The Golden Boys is a romantic comedy, set on Cape Cod in 1905, about three 70-year-old retired sea captains who try to lure an attractive middle-aged woman into marriage. Developed under the working title Chatham, the film is an adaptation of the Joseph Lincoln novel Cap’n Eri and was released by Roadside Attractions on April 17, 2009.

==Plot==
A romantic comedy, set on Cape Cod in 1905, about three 70-year-old retired sea captains who try to lure an attractive, middle-aged woman into marriage.

==Cast==
- David Carradine as Captain Zebulon "Zeb" Hedge
- Rip Torn as Captain Jeremiah "Jerry" Burgess
- Bruce Dern as Captain Perez Ryder
- Mariel Hemingway as Martha Snow
- Charles Durning as John Bartlett
- John Savage as Web Saunders
- Angelica Torn as Melissa Busteed
- Christy Scott Cashman as Elizabeth Preston
- Jason Alan Smith as Ralph Hazeltine
- Julie Harris as Melodeon player
- Roger Dillingham Jr. as Townsmen
- Lila Dupree as Pasha Norris
- Jonathan Edwards as Reverend Perly
- Donald Foley as Bluey Batchelder
- Peter Jordan as Ezekial
- Lauri Kriva as Townsperson
- Stephen Russell as Luther Norris
- Mike Williams as Captain Clapp

==Production==
The film, adapted and directed by Daniel Adams, stars David Carradine, Rip Torn, Bruce Dern, Mariel Hemingway, Angelica Torn, Christy Scott Cashman, Charles Durning, Julie Harris (without dialog, as a melodeon player in one scene), Stephen Russell, and singer-songwriter Jonathan Edwards, who also scored the film.
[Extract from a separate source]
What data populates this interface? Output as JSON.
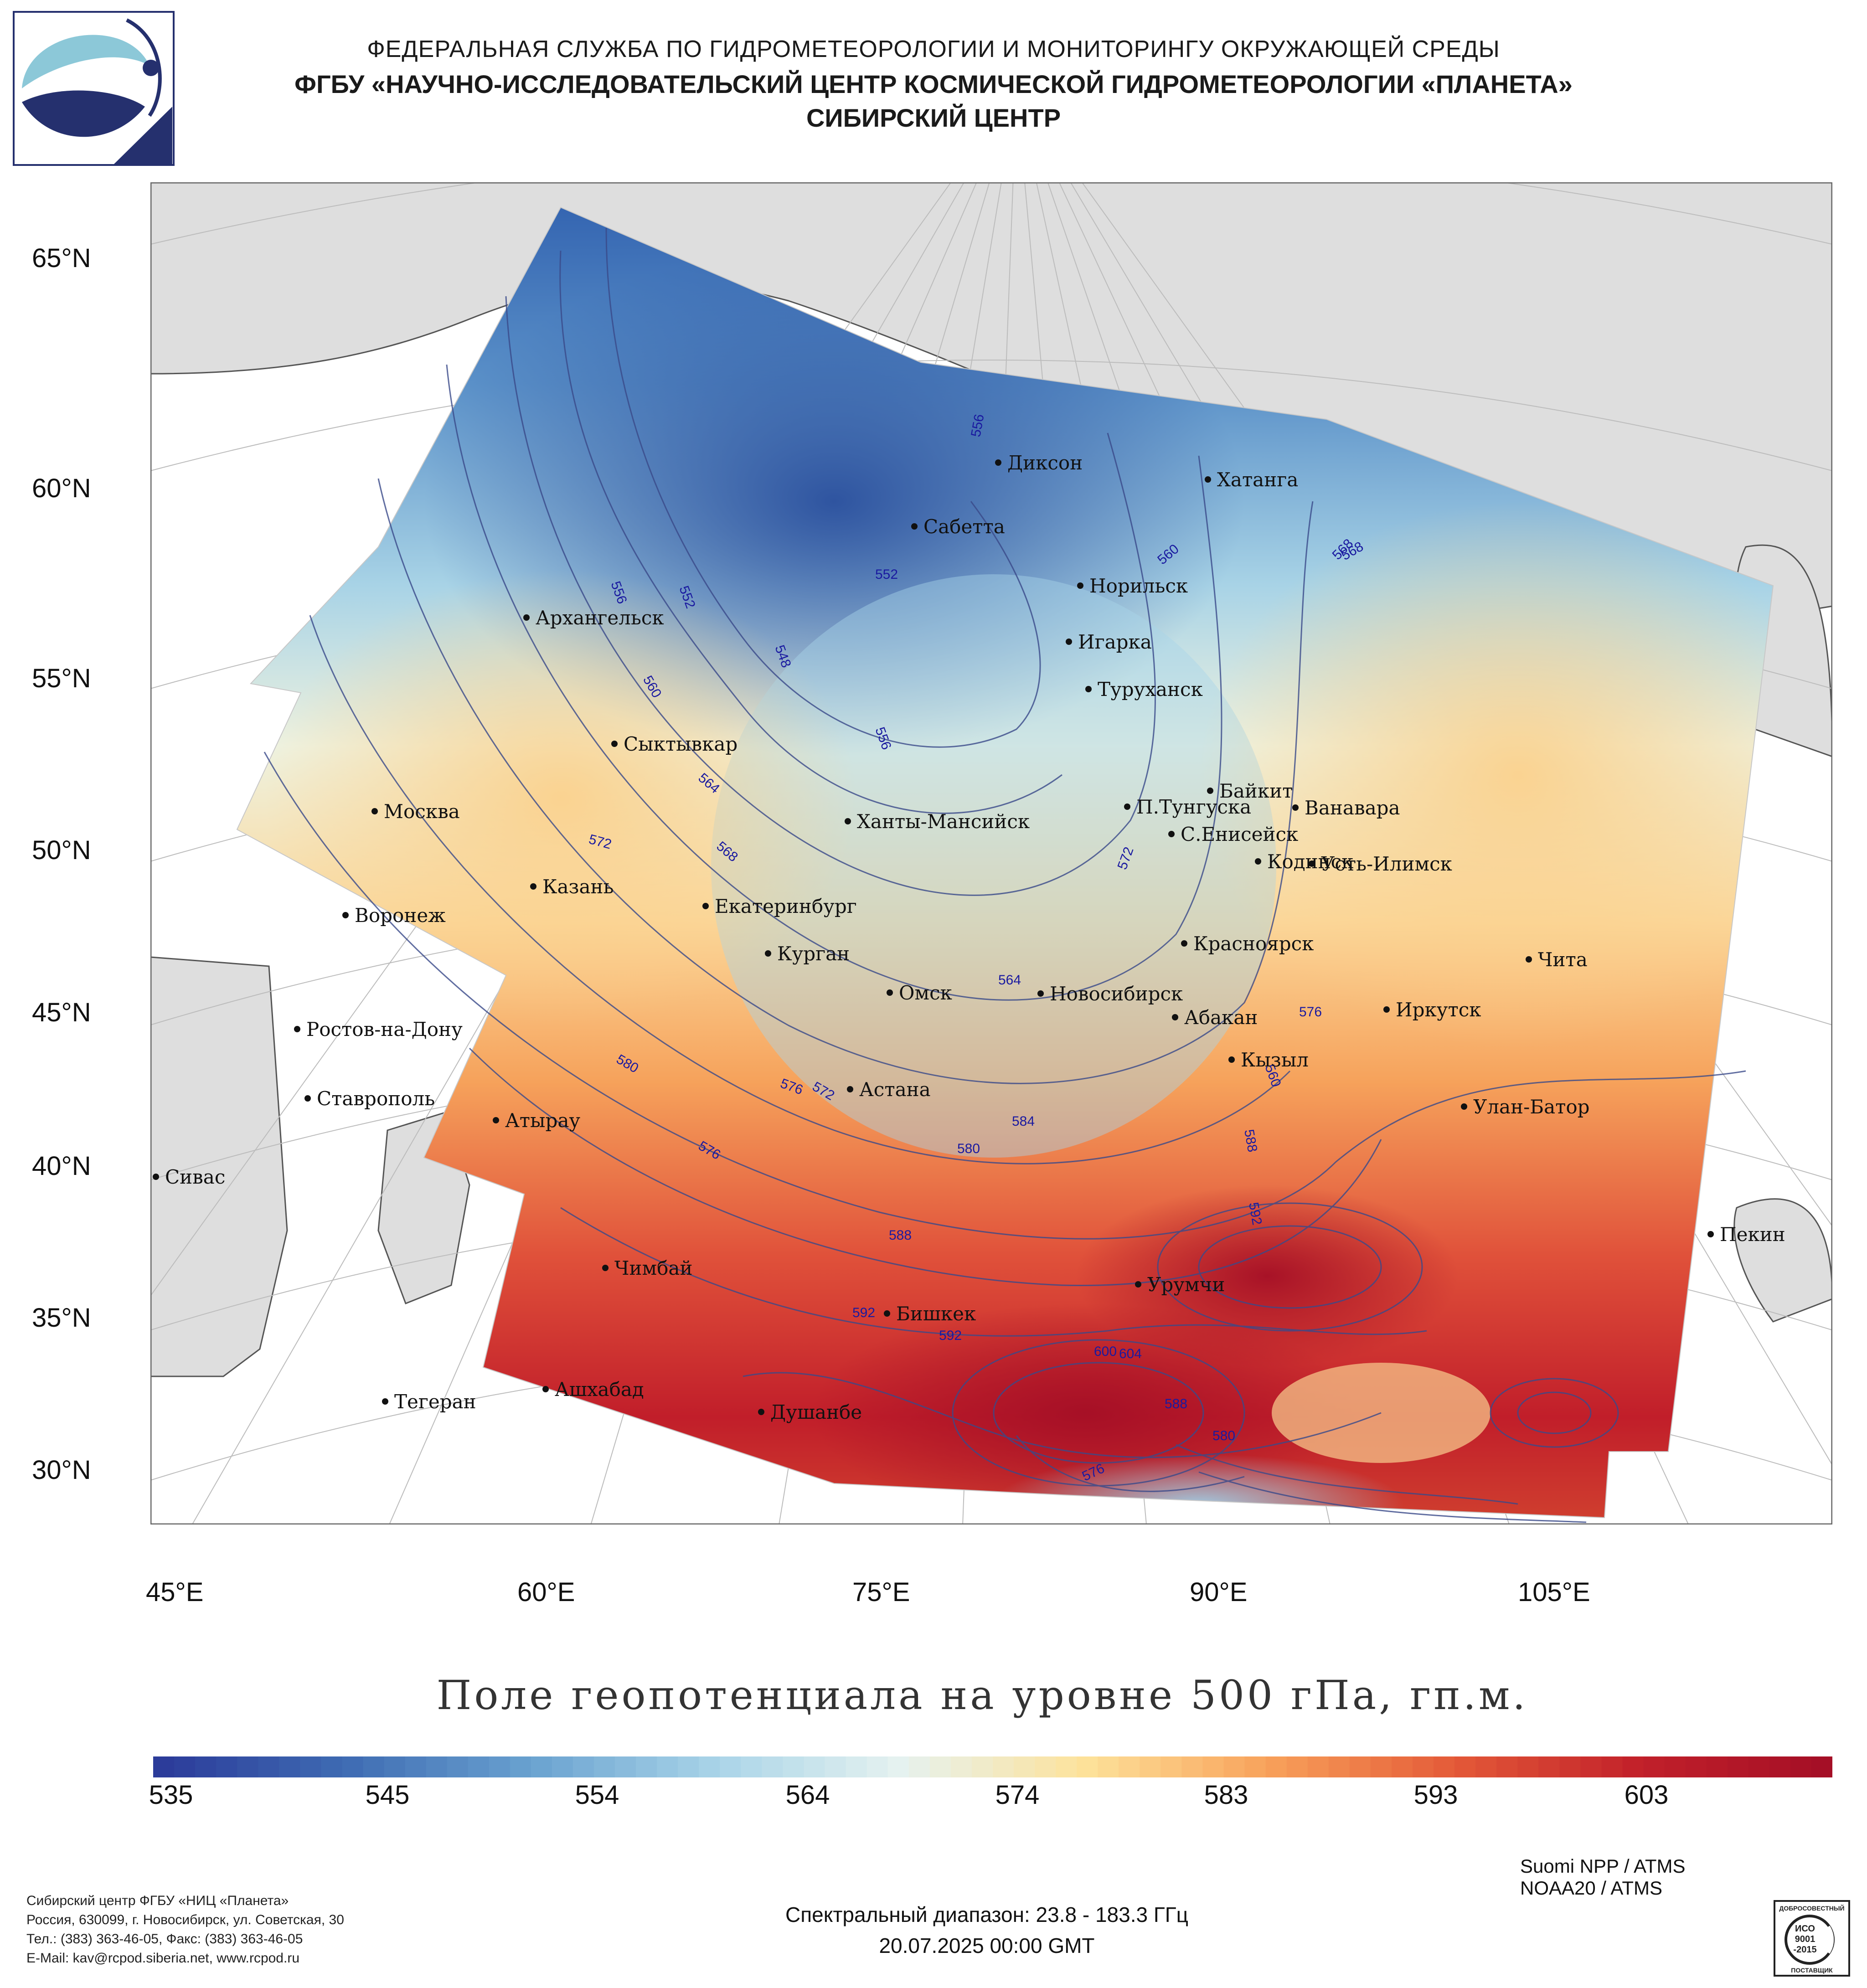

Two of Norman Mailer's sons are attached to the film: Michael Mailer is one of the producers, and his younger brother Stephen Mailer plays one of two local ne'er-do-wells, along with actor Donald Foley.

The original cast was to have included Martin Landau, Burt Reynolds, Dennis Hopper, Anne Archer, and Peter Boyle, according to Adams.

According to the Boston Herald, filming was done on location in Osterville, Massachusetts in March 2007. Other locations included West Barnstable, Chatham, Provincetown, Yarmouthport, Orleans, and Hyannis, Massachusetts.

The production designer was David Allen, the costumer Deborah Newhall, and the casting director Carolyn Pickman.